A new study published in BMJ Open has found that vitamin D status may predict the risk of relapse in people with tuberculosis.
Recent studies have suggested that higher vitamin D levels may be associated with a better immune response to tuberculosis (TB) infection, a faster rate of cure and better long-term outcomes. However, two randomized controlled trials of late have failed to find a treatment effect in vitamin D supplementation.
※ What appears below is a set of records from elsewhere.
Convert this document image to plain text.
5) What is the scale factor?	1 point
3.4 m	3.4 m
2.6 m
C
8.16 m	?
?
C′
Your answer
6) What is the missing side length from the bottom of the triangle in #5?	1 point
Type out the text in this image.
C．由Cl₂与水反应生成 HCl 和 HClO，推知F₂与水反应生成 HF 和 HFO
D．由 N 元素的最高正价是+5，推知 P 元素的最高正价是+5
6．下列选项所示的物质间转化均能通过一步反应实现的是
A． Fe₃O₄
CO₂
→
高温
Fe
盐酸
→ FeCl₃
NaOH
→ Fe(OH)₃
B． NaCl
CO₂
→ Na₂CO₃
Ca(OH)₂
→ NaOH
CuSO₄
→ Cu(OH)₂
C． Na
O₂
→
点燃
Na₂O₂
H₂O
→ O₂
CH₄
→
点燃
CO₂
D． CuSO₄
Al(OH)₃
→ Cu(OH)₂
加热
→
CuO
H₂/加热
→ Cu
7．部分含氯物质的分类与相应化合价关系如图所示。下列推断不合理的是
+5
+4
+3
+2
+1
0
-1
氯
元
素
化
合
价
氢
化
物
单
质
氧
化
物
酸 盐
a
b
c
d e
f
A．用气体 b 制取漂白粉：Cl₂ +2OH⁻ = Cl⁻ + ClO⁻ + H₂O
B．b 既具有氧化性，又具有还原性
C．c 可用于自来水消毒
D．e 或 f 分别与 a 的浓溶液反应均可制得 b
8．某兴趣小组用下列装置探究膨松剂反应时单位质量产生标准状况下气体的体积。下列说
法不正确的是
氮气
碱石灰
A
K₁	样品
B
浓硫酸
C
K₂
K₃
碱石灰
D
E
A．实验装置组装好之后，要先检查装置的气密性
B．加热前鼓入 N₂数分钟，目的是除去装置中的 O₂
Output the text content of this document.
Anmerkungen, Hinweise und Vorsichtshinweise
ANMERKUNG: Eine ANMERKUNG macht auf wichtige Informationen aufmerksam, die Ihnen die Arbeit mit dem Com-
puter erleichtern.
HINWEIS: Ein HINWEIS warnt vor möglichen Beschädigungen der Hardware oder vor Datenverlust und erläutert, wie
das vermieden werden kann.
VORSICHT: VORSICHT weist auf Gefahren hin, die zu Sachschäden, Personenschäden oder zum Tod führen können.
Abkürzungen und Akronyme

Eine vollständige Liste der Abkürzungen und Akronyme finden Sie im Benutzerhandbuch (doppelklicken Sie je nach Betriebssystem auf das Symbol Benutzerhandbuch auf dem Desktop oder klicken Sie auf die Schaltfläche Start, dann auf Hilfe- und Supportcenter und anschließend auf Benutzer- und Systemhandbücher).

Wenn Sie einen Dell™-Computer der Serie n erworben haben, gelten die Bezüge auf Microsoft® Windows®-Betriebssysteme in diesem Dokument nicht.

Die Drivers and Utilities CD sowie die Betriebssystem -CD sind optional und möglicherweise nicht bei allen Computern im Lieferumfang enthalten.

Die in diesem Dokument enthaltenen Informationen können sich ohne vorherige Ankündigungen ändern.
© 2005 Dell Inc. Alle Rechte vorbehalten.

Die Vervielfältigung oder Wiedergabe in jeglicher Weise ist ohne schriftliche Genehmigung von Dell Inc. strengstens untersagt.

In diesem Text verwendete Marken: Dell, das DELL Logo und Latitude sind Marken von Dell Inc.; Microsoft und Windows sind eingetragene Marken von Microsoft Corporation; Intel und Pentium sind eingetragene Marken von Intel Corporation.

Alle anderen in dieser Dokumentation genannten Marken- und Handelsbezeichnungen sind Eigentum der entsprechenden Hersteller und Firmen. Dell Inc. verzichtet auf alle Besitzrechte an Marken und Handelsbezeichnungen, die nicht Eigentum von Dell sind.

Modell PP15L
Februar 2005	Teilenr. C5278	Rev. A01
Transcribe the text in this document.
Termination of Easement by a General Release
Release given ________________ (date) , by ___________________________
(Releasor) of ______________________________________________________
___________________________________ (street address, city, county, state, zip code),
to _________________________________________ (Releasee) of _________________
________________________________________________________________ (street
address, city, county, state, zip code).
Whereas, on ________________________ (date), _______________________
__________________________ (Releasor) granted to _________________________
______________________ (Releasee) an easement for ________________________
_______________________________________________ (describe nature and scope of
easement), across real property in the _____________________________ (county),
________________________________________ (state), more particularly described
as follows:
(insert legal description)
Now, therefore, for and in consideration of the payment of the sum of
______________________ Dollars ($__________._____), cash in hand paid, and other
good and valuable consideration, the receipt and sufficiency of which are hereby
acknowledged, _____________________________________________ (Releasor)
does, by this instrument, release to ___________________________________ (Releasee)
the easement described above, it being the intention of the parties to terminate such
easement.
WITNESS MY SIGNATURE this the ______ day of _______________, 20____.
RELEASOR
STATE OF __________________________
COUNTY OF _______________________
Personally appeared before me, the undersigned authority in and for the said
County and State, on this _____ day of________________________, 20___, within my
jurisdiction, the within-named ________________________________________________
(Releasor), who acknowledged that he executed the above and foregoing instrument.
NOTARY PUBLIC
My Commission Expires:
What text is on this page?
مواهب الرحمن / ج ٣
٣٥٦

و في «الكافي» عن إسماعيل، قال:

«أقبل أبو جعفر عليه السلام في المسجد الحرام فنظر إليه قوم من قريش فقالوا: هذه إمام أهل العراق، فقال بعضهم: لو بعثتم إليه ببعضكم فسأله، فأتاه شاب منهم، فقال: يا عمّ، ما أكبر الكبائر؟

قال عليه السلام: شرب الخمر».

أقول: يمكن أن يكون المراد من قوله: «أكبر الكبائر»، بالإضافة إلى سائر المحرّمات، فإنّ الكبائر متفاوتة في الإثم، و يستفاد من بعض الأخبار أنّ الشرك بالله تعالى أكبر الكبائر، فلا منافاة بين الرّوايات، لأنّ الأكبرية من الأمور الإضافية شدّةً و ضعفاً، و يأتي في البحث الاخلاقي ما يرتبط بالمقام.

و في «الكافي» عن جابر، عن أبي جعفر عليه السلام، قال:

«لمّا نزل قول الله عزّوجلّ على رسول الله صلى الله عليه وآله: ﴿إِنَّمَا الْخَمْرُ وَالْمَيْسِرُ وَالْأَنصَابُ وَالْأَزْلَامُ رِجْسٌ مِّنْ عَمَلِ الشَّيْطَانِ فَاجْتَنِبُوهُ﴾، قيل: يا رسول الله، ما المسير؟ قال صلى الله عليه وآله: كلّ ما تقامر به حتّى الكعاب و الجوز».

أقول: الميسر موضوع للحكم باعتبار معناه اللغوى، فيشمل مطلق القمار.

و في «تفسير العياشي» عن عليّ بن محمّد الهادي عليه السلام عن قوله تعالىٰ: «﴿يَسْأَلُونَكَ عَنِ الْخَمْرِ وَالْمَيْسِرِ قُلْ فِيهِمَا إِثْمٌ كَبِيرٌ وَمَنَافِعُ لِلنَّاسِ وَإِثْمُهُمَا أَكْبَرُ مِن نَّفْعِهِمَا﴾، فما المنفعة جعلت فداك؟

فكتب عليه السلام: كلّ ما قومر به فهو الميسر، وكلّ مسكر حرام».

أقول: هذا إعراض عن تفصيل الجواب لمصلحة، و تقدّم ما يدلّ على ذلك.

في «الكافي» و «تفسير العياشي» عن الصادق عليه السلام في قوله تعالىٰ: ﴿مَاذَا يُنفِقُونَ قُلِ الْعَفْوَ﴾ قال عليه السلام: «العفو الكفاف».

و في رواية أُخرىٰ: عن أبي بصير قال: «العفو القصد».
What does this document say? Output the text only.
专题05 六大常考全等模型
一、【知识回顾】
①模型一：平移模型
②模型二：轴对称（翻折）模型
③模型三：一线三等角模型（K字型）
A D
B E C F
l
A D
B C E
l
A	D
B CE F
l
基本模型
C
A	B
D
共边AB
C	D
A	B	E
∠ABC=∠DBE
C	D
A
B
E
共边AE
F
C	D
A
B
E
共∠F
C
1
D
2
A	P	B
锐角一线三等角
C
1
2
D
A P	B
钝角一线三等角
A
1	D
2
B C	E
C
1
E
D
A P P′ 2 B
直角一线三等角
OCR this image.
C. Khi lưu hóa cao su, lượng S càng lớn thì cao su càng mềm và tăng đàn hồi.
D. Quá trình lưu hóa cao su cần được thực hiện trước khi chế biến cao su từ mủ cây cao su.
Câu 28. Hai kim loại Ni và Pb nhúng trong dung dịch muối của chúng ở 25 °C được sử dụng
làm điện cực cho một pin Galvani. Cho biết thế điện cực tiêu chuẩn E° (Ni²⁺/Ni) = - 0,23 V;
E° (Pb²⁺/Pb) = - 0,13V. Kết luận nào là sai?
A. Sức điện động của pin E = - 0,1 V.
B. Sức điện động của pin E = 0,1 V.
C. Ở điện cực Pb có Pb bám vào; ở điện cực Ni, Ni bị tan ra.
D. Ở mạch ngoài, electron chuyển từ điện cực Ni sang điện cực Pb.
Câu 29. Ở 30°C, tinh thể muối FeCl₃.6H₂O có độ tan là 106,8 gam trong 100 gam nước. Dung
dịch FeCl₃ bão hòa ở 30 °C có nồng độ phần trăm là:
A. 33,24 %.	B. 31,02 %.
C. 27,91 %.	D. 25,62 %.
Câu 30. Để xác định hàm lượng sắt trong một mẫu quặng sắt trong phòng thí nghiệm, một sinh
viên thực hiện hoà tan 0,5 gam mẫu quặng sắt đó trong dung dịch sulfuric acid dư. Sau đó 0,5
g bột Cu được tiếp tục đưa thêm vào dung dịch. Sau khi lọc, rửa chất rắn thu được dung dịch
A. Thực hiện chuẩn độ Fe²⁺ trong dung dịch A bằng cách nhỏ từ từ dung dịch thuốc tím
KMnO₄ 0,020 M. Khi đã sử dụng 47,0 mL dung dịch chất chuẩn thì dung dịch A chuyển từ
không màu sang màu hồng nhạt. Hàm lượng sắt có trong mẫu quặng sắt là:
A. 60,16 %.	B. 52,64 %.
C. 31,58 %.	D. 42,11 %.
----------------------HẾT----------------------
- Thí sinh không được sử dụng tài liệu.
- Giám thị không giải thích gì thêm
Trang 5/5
Two limitations of the recent trials may be low doses and too short of a trial duration.
In the current study, researchers took a look at 677 patients in Tanzania, all with TB. The researchers measured vitamin D levels in the patients at the beginning of the study and then followed them for several months, with a mean follow-up of 52 months for those who didn’t have HIV and a mean 30 months for those who did.
At baseline, the researchers found that mean vitamin D levels were 27.9 ng/ml.
After follow-up, the researchers noticed that those with vitamin D levels of less than 30 ng/ml had a 66% higher risk of relapse compared to those who had higher levels.
On the other hand, there was no correlation between vitamin D status and risk of death.
The researchers concluded, “Our study results indicate that adequate vitamin D status is associated with better clinical and nutritional parameters during follow-up in a cohort of patients with TB in Tanzania.”
They further recommend that more trials be carried out to see if vitamin D can help treat TB. They said, “Randomized trials of vitamin D supplementation among patients with TB are urgently warranted.”